We are God’s agents on earth, tasked with participating in the plan of “gather[ing] all things in him, things in heaven and things on earth” (v.10). This means we need to create an intention to overcome any biases we might hold as part of our participation in God’s great gathering of all in Christ. We do this by continually listening to the Holy Spirit for ways we can communicate God’s love and inclusion to all.

For Reference:

https://virtualspeech.com/blog/cultural-differences-in-body-language

https://www.tolerance.org/professional-development/test-yourself-for-hidden-bias

https://www.cnn.com/2015/11/24/living/implicit-bias-tests-feat/index.html


Small Group Discussion Questions

From Speaking of Life

  • In the Speaking of Life video, it mentions a movie plot where a female athlete went undercover to “prove” she could play on a boys’ soccer team. This highlights how sometimes we place burdens on people before we include them, asking them to be different than what they are. Can you think of other ways we might put expectations on people to follow certain norms, especially when it comes to attending church?
  • Cultural norms are like water, and we are the fish. We don’t know life without them. Have you considered that you might hold implicit biases? Why do you think it’s so easy for us to overlook implicit biases?

From the sermon

  • As pointed out in the beginning of the sermon, we can have cultural differences within the same country, even within the same state.
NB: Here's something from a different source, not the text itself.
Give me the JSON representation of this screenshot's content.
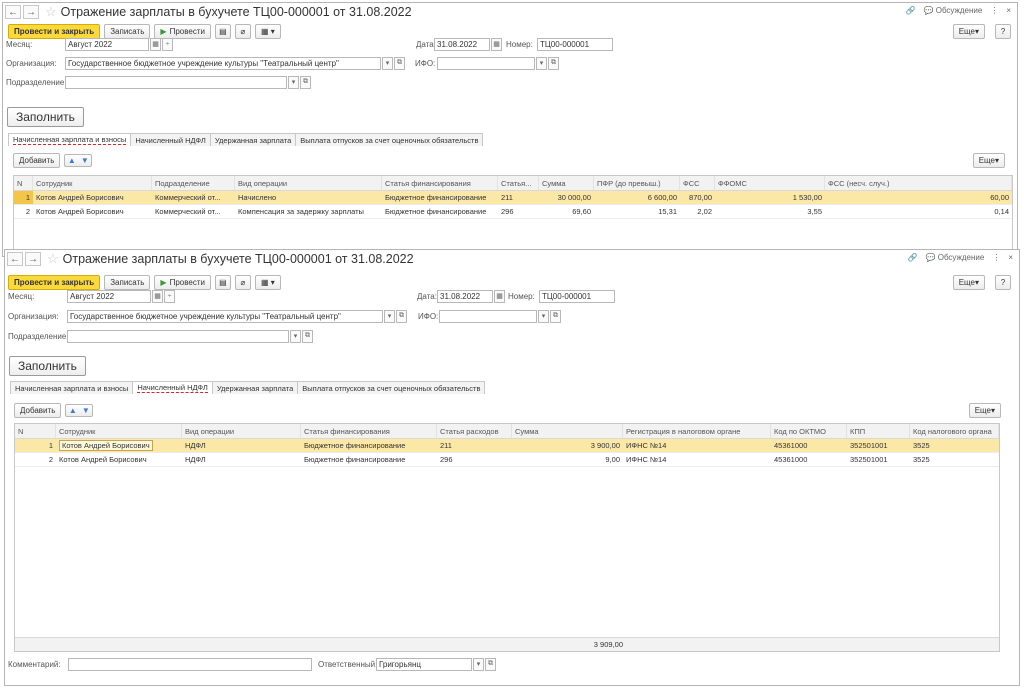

How can we learn to expect and even relish difference and diversity when our internal programming only wants the familiar?
  • Which of the spiritual blessings means the most to you? Why?
  • Consider the metaphor of diversity as a jigsaw puzzle. How does exposing ourselves to different cultural experiences help us participate in God’s gathering of all people in Christ? What does this practice do to our worldview?
  • Do you have ideas of what you can do in your area to expose yourself to people who are of a different culture and those who have different cultural experiences? If so, please share them.